I verified everyone was breathing and ran to call the vet.  After examining Jazz, Dr. Ridlen determined he had jammed something long and narrow  into his eye socket - he scratched the underside of his upper eyelid - and in the process of getting himself off whatever branch impaled him, managed to fling his head into something really hard.  He looks like he was hit with a baseball bat!  By the time the vet arrived the eye was hugely swollen.  Once the swelling goes down we will know if there was permanent damage to his eye.

The course of treatment is pretty straightforward - one medication in the eye once a day and antibiotic ointment in the eye as many times a day as I can manage, ideally 4 or 5.  Ice on the eye would help keep the swelling down.  Sounds easy enough although "some horses resist this procedure" as Sally Field says in Murphy's Romance.
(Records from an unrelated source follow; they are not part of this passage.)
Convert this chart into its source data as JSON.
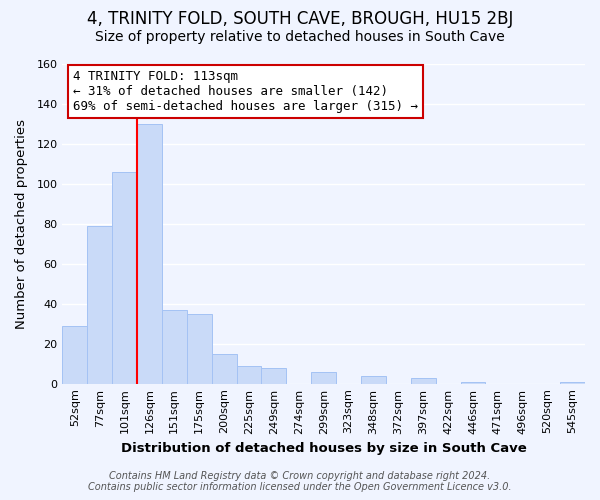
{
  "title": "4, TRINITY FOLD, SOUTH CAVE, BROUGH, HU15 2BJ",
  "subtitle": "Size of property relative to detached houses in South Cave",
  "xlabel": "Distribution of detached houses by size in South Cave",
  "ylabel": "Number of detached properties",
  "bar_labels": [
    "52sqm",
    "77sqm",
    "101sqm",
    "126sqm",
    "151sqm",
    "175sqm",
    "200sqm",
    "225sqm",
    "249sqm",
    "274sqm",
    "299sqm",
    "323sqm",
    "348sqm",
    "372sqm",
    "397sqm",
    "422sqm",
    "446sqm",
    "471sqm",
    "496sqm",
    "520sqm",
    "545sqm"
  ],
  "bar_values": [
    29,
    79,
    106,
    130,
    37,
    35,
    15,
    9,
    8,
    0,
    6,
    0,
    4,
    0,
    3,
    0,
    1,
    0,
    0,
    0,
    1
  ],
  "bar_color": "#c9daf8",
  "bar_edge_color": "#a4c2f4",
  "highlight_line_color": "red",
  "ylim": [
    0,
    160
  ],
  "yticks": [
    0,
    20,
    40,
    60,
    80,
    100,
    120,
    140,
    160
  ],
  "annotation_title": "4 TRINITY FOLD: 113sqm",
  "annotation_line1": "← 31% of detached houses are smaller (142)",
  "annotation_line2": "69% of semi-detached houses are larger (315) →",
  "annotation_box_color": "white",
  "annotation_box_edge": "#cc0000",
  "footer_line1": "Contains HM Land Registry data © Crown copyright and database right 2024.",
  "footer_line2": "Contains public sector information licensed under the Open Government Licence v3.0.",
  "background_color": "#f0f4ff",
  "plot_bg_color": "#f0f4ff",
  "grid_color": "white",
  "title_fontsize": 12,
  "subtitle_fontsize": 10,
  "axis_label_fontsize": 9.5,
  "tick_fontsize": 8,
  "footer_fontsize": 7,
  "annotation_fontsize": 9
}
Sunday evening I went out to treat Jazz and feed the horses just as it was starting to get dark.  No sooner had I walked through the gate and gotten a halter on Jazz than a storm blew in.  It was immediately dark as pitch with the wind howling, lightening striking over and over again, thunder booming and torrential rain.  Jazz was freaking out.  He couldn't see out of his horribly swollen eye and all in all he'd had a pretty rotten day.  I didn't want to turn him loose and have him run into anything in his panic so we walked into the horse shelter.  I had a strong grip on his halter and spent about 45 minutes rubbing his neck and telling him it was all going to be OK.  Of course, it was.

After the storm blew itself out I walked Jazz back to the gate and turned him loose.  The storm brought us 1/2" of much needed rain.  That's a good thing although a nice soft gentle rain for a couple of hours would have been easier on both Jazz and me.

I felt like I had spent the entire weekend with the vet.  I'll bet he felt the same.  Now we have a couple of days off - until Friday that is, when our new kitten Pedy goes back to the clinic for the last of his kitten shots.